ILLEGAL IMMIGRANT, NO INSURANCE
22 01 08 - 11:20
By JASON ROBERSON and DIANNE SOLÍS / The Dallas Morning News
Twenty-six-year-old Jaime illegally crossed the border from Mexico two years ago. Now Jaime, who asked that his last name not be used, waits outside with the others, hoping for work as a day laborer in the Dallas area.
He has no health insurance. If he gets hurt, he knows he can "count on nothing," he said. Bosses who hire him for landscaping jobs don't want to pay for insurance.
"Of course, I would like some," Jaime said, pulling his thin jacket tighter against the chilly wind. "We are subjected to a lot of danger at the worksite. We would really like insurance.
"We could pay half, and the boss could pay the other half," he offered. "And that way we would be more committed" to our jobs.
A mandate requiring most employers to provide health insurance, like the ones proposed by Democratic candidates Hillary Rodham Clinton and John Edwards, wouldn't help people like Jaime. So far, no candidate – Democrat or Republican – has proposed a plan that would cover illegal immigrants.
Expanding Medicaid, which all the leading Democratic candidates call for, would also bypass Jaime. As an illegal resident, he doesn't qualify for such government programs.
So he comes to volunteers like Julia Grenier. Every Wednesday for the past seven years, Ms. Grenier, 71, has run a makeshift clinic out of the Plano Day Labor Center off Central Expressway, where Jaime usually waits for work.
From a closet-size room, she treats illegal immigrant workers, tending to everything from sore throats to beer-bottle lacerations.
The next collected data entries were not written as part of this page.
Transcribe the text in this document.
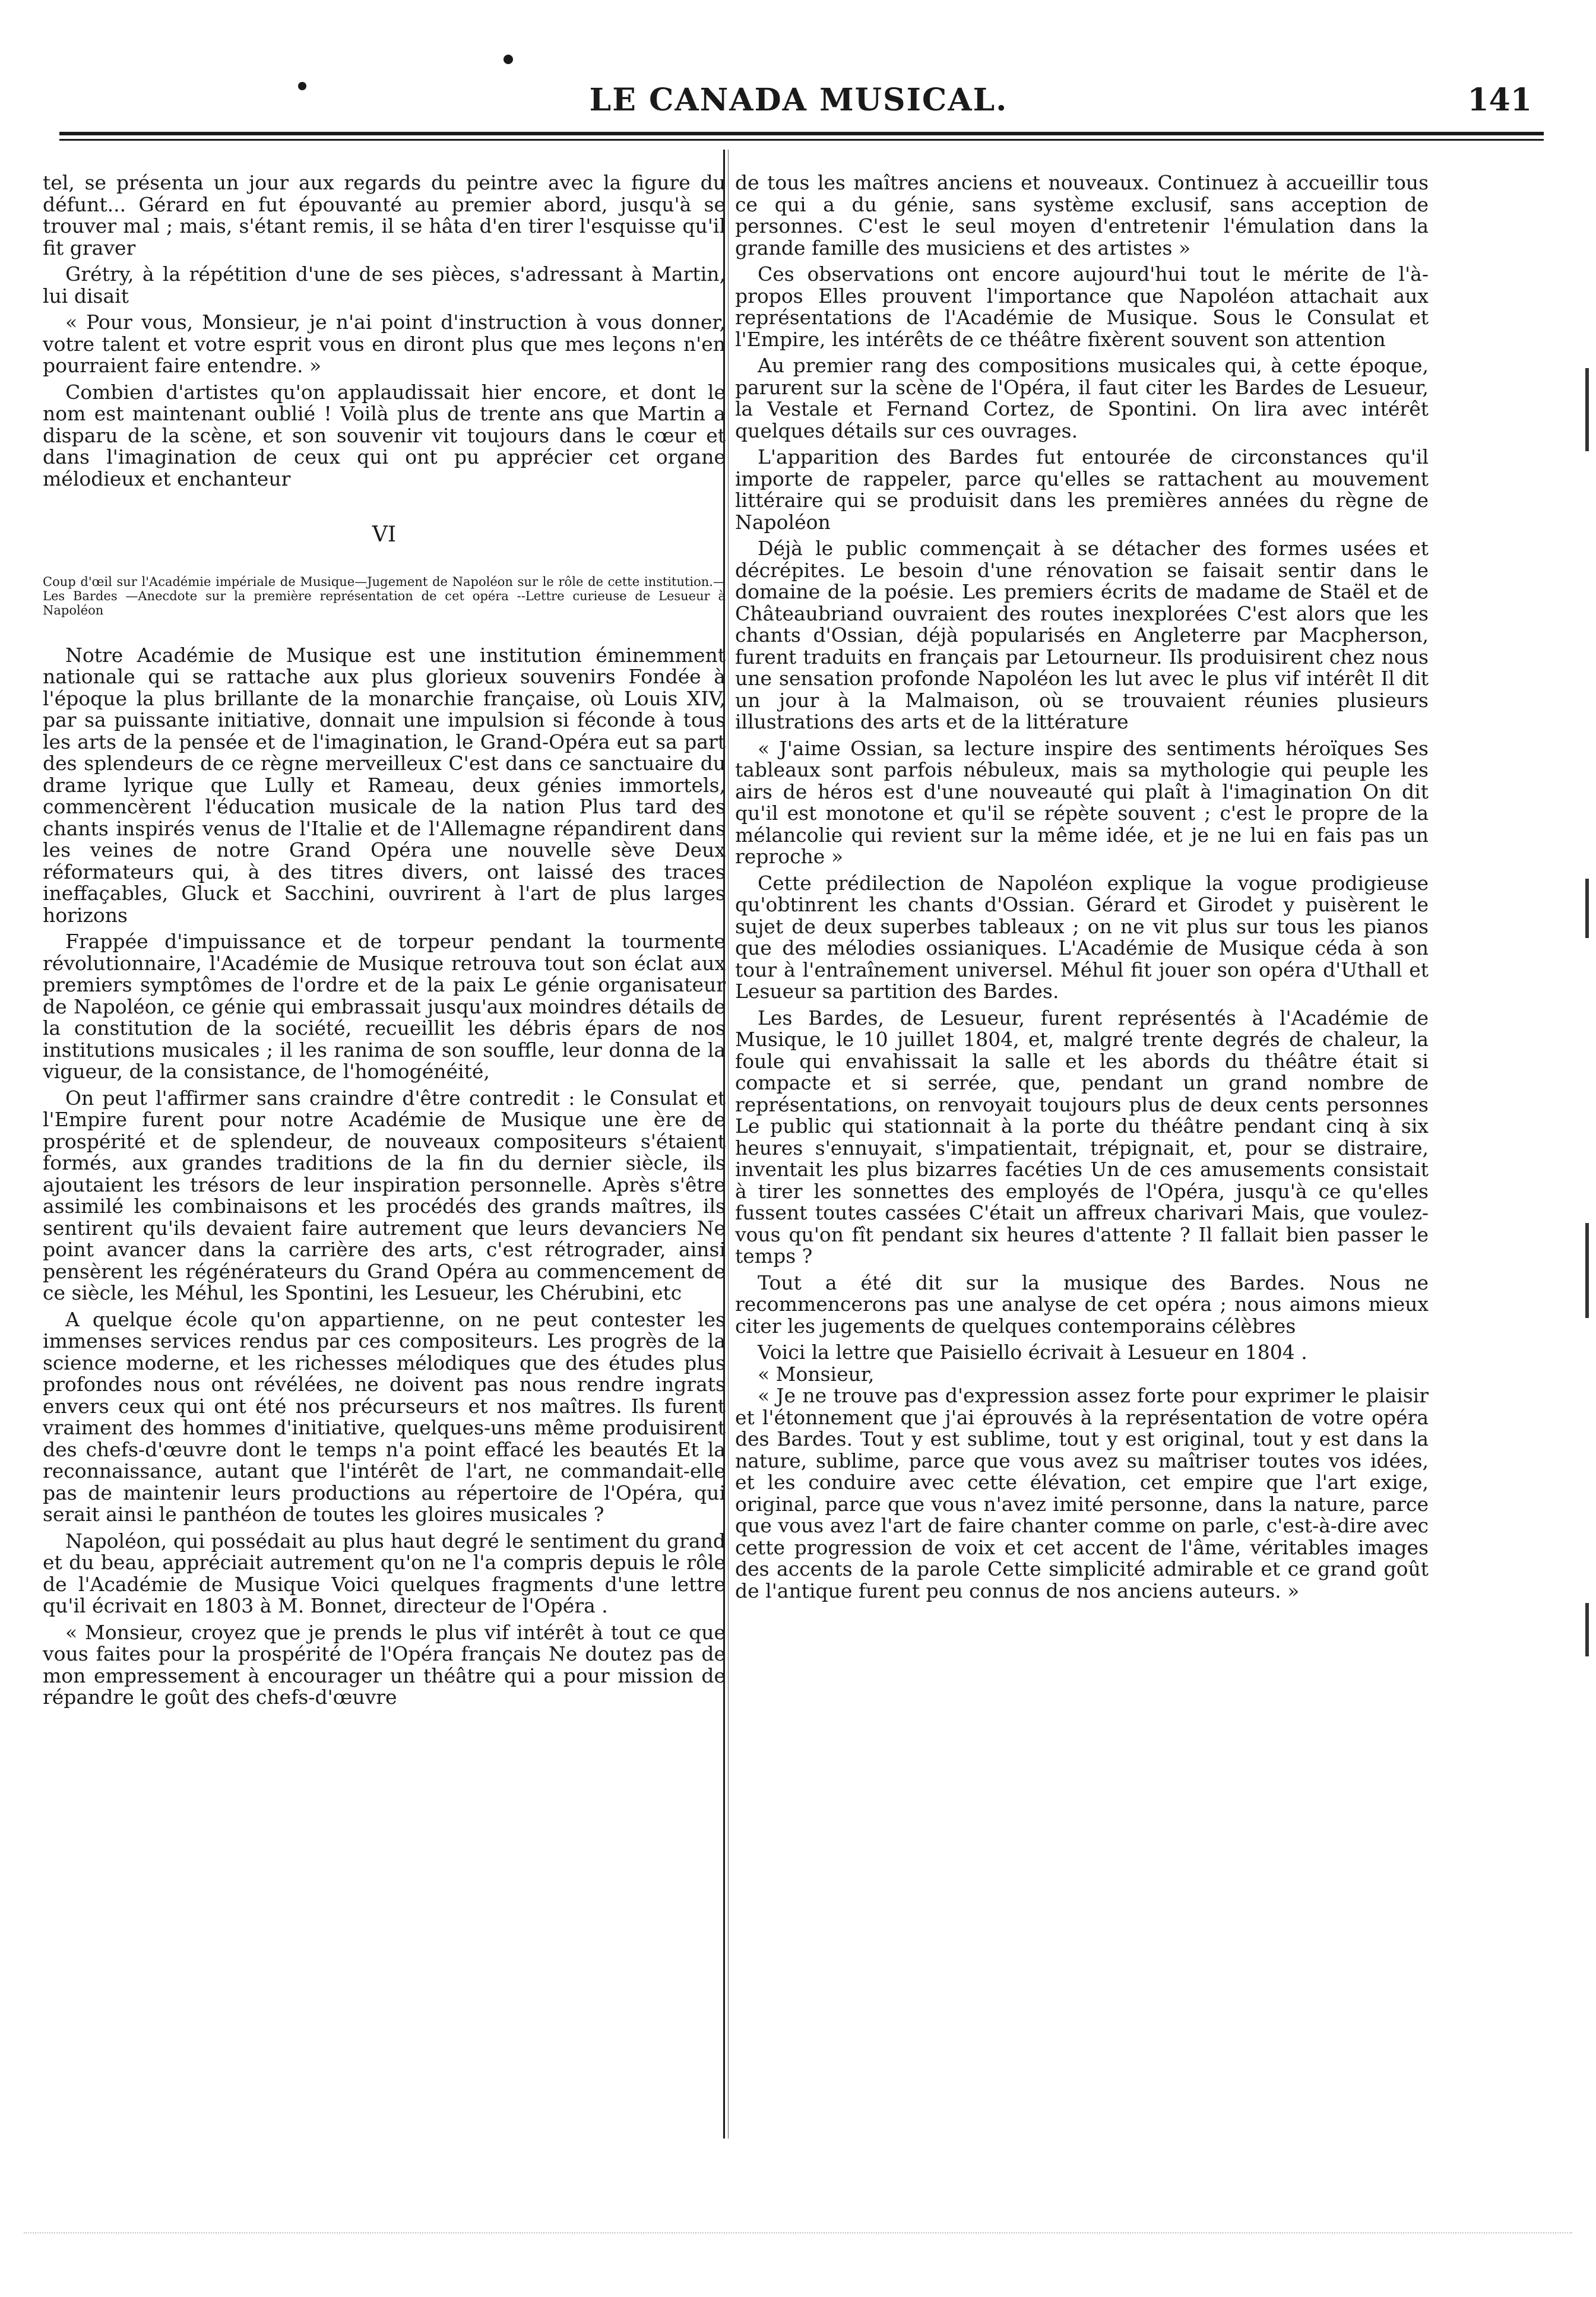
LE CANADA MUSICAL.	141

tel, se présenta un jour aux regards du peintre avec la figure du défunt... Gérard en fut épouvanté au premier abord, jusqu'à se trouver mal ; mais, s'étant remis, il se hâta d'en tirer l'esquisse qu'il fit graver

Grétry, à la répétition d'une de ses pièces, s'adressant à Martin, lui disait

« Pour vous, Monsieur, je n'ai point d'instruction à vous donner, votre talent et votre esprit vous en diront plus que mes leçons n'en pourraient faire entendre. »

Combien d'artistes qu'on applaudissait hier encore, et dont le nom est maintenant oublié ! Voilà plus de trente ans que Martin a disparu de la scène, et son souvenir vit toujours dans le cœur et dans l'imagination de ceux qui ont pu apprécier cet organe mélodieux et enchanteur

VI

Coup d'œil sur l'Académie impériale de Musique—Jugement de Napoléon sur le rôle de cette institution.—Les Bardes —Anecdote sur la première représentation de cet opéra --Lettre curieuse de Lesueur à Napoléon

Notre Académie de Musique est une institution éminemment nationale qui se rattache aux plus glorieux souvenirs Fondée à l'époque la plus brillante de la monarchie française, où Louis XIV, par sa puissante initiative, donnait une impulsion si féconde à tous les arts de la pensée et de l'imagination, le Grand-Opéra eut sa part des splendeurs de ce règne merveilleux C'est dans ce sanctuaire du drame lyrique que Lully et Rameau, deux génies immortels, commencèrent l'éducation musicale de la nation Plus tard des chants inspirés venus de l'Italie et de l'Allemagne répandirent dans les veines de notre Grand Opéra une nouvelle sève Deux réformateurs qui, à des titres divers, ont laissé des traces ineffaçables, Gluck et Sacchini, ouvrirent à l'art de plus larges horizons

Frappée d'impuissance et de torpeur pendant la tourmente révolutionnaire, l'Académie de Musique retrouva tout son éclat aux premiers symptômes de l'ordre et de la paix Le génie organisateur de Napoléon, ce génie qui embrassait jusqu'aux moindres détails de la constitution de la société, recueillit les débris épars de nos institutions musicales ; il les ranima de son souffle, leur donna de la vigueur, de la consistance, de l'homogénéité,

On peut l'affirmer sans craindre d'être contredit : le Consulat et l'Empire furent pour notre Académie de Musique une ère de prospérité et de splendeur, de nouveaux compositeurs s'étaient formés, aux grandes traditions de la fin du dernier siècle, ils ajoutaient les trésors de leur inspiration personnelle. Après s'être assimilé les combinaisons et les procédés des grands maîtres, ils sentirent qu'ils devaient faire autrement que leurs devanciers Ne point avancer dans la carrière des arts, c'est rétrograder, ainsi pensèrent les régénérateurs du Grand Opéra au commencement de ce siècle, les Méhul, les Spontini, les Lesueur, les Chérubini, etc

A quelque école qu'on appartienne, on ne peut contester les immenses services rendus par ces compositeurs. Les progrès de la science moderne, et les richesses mélodiques que des études plus profondes nous ont révélées, ne doivent pas nous rendre ingrats envers ceux qui ont été nos précurseurs et nos maîtres. Ils furent vraiment des hommes d'initiative, quelques-uns même produisirent des chefs-d'œuvre dont le temps n'a point effacé les beautés Et la reconnaissance, autant que l'intérêt de l'art, ne commandait-elle pas de maintenir leurs productions au répertoire de l'Opéra, qui serait ainsi le panthéon de toutes les gloires musicales ?

Napoléon, qui possédait au plus haut degré le sentiment du grand et du beau, appréciait autrement qu'on ne l'a compris depuis le rôle de l'Académie de Musique Voici quelques fragments d'une lettre qu'il écrivait en 1803 à M. Bonnet, directeur de l'Opéra .

« Monsieur, croyez que je prends le plus vif intérêt à tout ce que vous faites pour la prospérité de l'Opéra français Ne doutez pas de mon empressement à encourager un théâtre qui a pour mission de répandre le goût des chefs-d'œuvre

de tous les maîtres anciens et nouveaux. Continuez à accueillir tous ce qui a du génie, sans système exclusif, sans acception de personnes. C'est le seul moyen d'entretenir l'émulation dans la grande famille des musiciens et des artistes »

Ces observations ont encore aujourd'hui tout le mérite de l'à-propos Elles prouvent l'importance que Napoléon attachait aux représentations de l'Académie de Musique. Sous le Consulat et l'Empire, les intérêts de ce théâtre fixèrent souvent son attention

Au premier rang des compositions musicales qui, à cette époque, parurent sur la scène de l'Opéra, il faut citer les Bardes de Lesueur, la Vestale et Fernand Cortez, de Spontini. On lira avec intérêt quelques détails sur ces ouvrages.

L'apparition des Bardes fut entourée de circonstances qu'il importe de rappeler, parce qu'elles se rattachent au mouvement littéraire qui se produisit dans les premières années du règne de Napoléon

Déjà le public commençait à se détacher des formes usées et décrépites. Le besoin d'une rénovation se faisait sentir dans le domaine de la poésie. Les premiers écrits de madame de Staël et de Châteaubriand ouvraient des routes inexplorées C'est alors que les chants d'Ossian, déjà popularisés en Angleterre par Macpherson, furent traduits en français par Letourneur. Ils produisirent chez nous une sensation profonde Napoléon les lut avec le plus vif intérêt Il dit un jour à la Malmaison, où se trouvaient réunies plusieurs illustrations des arts et de la littérature

« J'aime Ossian, sa lecture inspire des sentiments héroïques Ses tableaux sont parfois nébuleux, mais sa mythologie qui peuple les airs de héros est d'une nouveauté qui plaît à l'imagination On dit qu'il est monotone et qu'il se répète souvent ; c'est le propre de la mélancolie qui revient sur la même idée, et je ne lui en fais pas un reproche »

Cette prédilection de Napoléon explique la vogue prodigieuse qu'obtinrent les chants d'Ossian. Gérard et Girodet y puisèrent le sujet de deux superbes tableaux ; on ne vit plus sur tous les pianos que des mélodies ossianiques. L'Académie de Musique céda à son tour à l'entraînement universel. Méhul fit jouer son opéra d'Uthall et Lesueur sa partition des Bardes.

Les Bardes, de Lesueur, furent représentés à l'Académie de Musique, le 10 juillet 1804, et, malgré trente degrés de chaleur, la foule qui envahissait la salle et les abords du théâtre était si compacte et si serrée, que, pendant un grand nombre de représentations, on renvoyait toujours plus de deux cents personnes Le public qui stationnait à la porte du théâtre pendant cinq à six heures s'ennuyait, s'impatientait, trépignait, et, pour se distraire, inventait les plus bizarres facéties Un de ces amusements consistait à tirer les sonnettes des employés de l'Opéra, jusqu'à ce qu'elles fussent toutes cassées C'était un affreux charivari Mais, que voulez-vous qu'on fît pendant six heures d'attente ? Il fallait bien passer le temps ?

Tout a été dit sur la musique des Bardes. Nous ne recommencerons pas une analyse de cet opéra ; nous aimons mieux citer les jugements de quelques contemporains célèbres

Voici la lettre que Paisiello écrivait à Lesueur en 1804 .

« Monsieur,

« Je ne trouve pas d'expression assez forte pour exprimer le plaisir et l'étonnement que j'ai éprouvés à la représentation de votre opéra des Bardes. Tout y est sublime, tout y est original, tout y est dans la nature, sublime, parce que vous avez su maîtriser toutes vos idées, et les conduire avec cette élévation, cet empire que l'art exige, original, parce que vous n'avez imité personne, dans la nature, parce que vous avez l'art de faire chanter comme on parle, c'est-à-dire avec cette progression de voix et cet accent de l'âme, véritables images des accents de la parole Cette simplicité admirable et ce grand goût de l'antique furent peu connus de nos anciens auteurs. »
Ms. Grenier, a nurse for 49 years, walks with a cane. She uses over-the-counter medicines and bandages she buys with her own money, mostly from dollar stores.
"I don't worry about them being undocumented," she said, taking a break from giving away winter coats she had purchased. "I worry about them being well enough to stay on a job."
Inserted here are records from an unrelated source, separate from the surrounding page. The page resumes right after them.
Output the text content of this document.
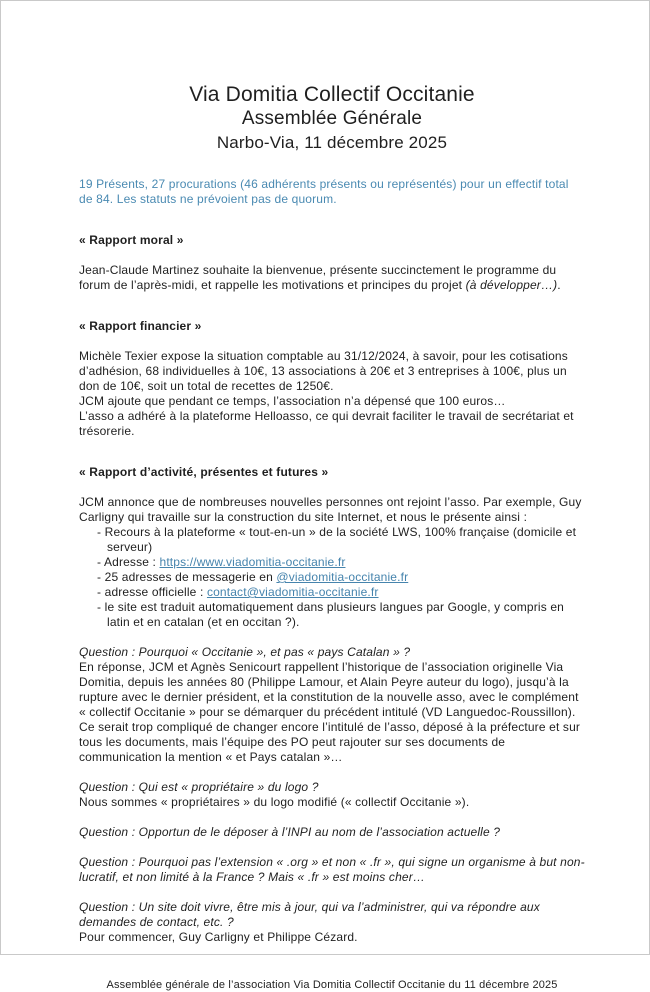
Via Domitia Collectif Occitanie
Assemblée Générale
Narbo-Via, 11 décembre 2025
19 Présents, 27 procurations (46 adhérents présents ou représentés) pour un effectif total de 84. Les statuts ne prévoient pas de quorum.
« Rapport moral »
Jean-Claude Martinez souhaite la bienvenue, présente succinctement le programme du forum de l’après-midi, et rappelle les motivations et principes du projet (à développer…).
« Rapport financier »
Michèle Texier expose la situation comptable au 31/12/2024, à savoir, pour les cotisations d’adhésion, 68 individuelles à 10€, 13 associations à 20€ et 3 entreprises à 100€, plus un don de 10€, soit un total de recettes de 1250€.
JCM ajoute que pendant ce temps, l’association n’a dépensé que 100 euros…
L’asso a adhéré à la plateforme Helloasso, ce qui devrait faciliter le travail de secrétariat et trésorerie.
« Rapport d’activité, présentes et futures »
JCM annonce que de nombreuses nouvelles personnes ont rejoint l’asso. Par exemple, Guy Carligny qui travaille sur la construction du site Internet, et nous le présente ainsi :
- Recours à la plateforme « tout-en-un » de la société LWS, 100% française (domicile et serveur)
- Adresse : https://www.viadomitia-occitanie.fr
- 25 adresses de messagerie en @viadomitia-occitanie.fr
- adresse officielle : contact@viadomitia-occitanie.fr
- le site est traduit automatiquement dans plusieurs langues par Google, y compris en latin et en catalan (et en occitan ?).
Question : Pourquoi « Occitanie », et pas « pays Catalan » ?
En réponse, JCM et Agnès Senicourt rappellent l’historique de l’association originelle Via Domitia, depuis les années 80 (Philippe Lamour, et Alain Peyre auteur du logo), jusqu’à la rupture avec le dernier président, et la constitution de la nouvelle asso, avec le complément « collectif Occitanie » pour se démarquer du précédent intitulé (VD Languedoc-Roussillon).
Ce serait trop compliqué de changer encore l’intitulé de l’asso, déposé à la préfecture et sur tous les documents, mais l’équipe des PO peut rajouter sur ses documents de communication la mention « et Pays catalan »…
Question : Qui est « propriétaire » du logo ?
Nous sommes « propriétaires » du logo modifié (« collectif Occitanie »).
Question : Opportun de le déposer à l’INPI au nom de l’association actuelle ?
Question : Pourquoi pas l’extension « .org » et non « .fr », qui signe un organisme à but non-lucratif, et non limité à la France ? Mais « .fr » est moins cher…
Question : Un site doit vivre, être mis à jour, qui va l’administrer, qui va répondre aux demandes de contact, etc. ?
Pour commencer, Guy Carligny et Philippe Cézard.
Assemblée générale de l’association Via Domitia Collectif Occitanie du 11 décembre 2025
Meanwhile, just outside her office, Kenneth Walder, an uninsured 42-year-old day laborer who had boarded an hourlong commuter train at 4:30 a.m. from his home in Oak Cliff, was still waiting at 10 a.m.
Mr. Walder wasn't worried about illegal immigrants' health; he was more concerned they would take work he might otherwise get. Asked if he thought they should also get health coverage, Mr. Walder was empathetically opposed: "It's not fair."
"We only come to work," Jaime said. But, on this day, he was still out in the cold.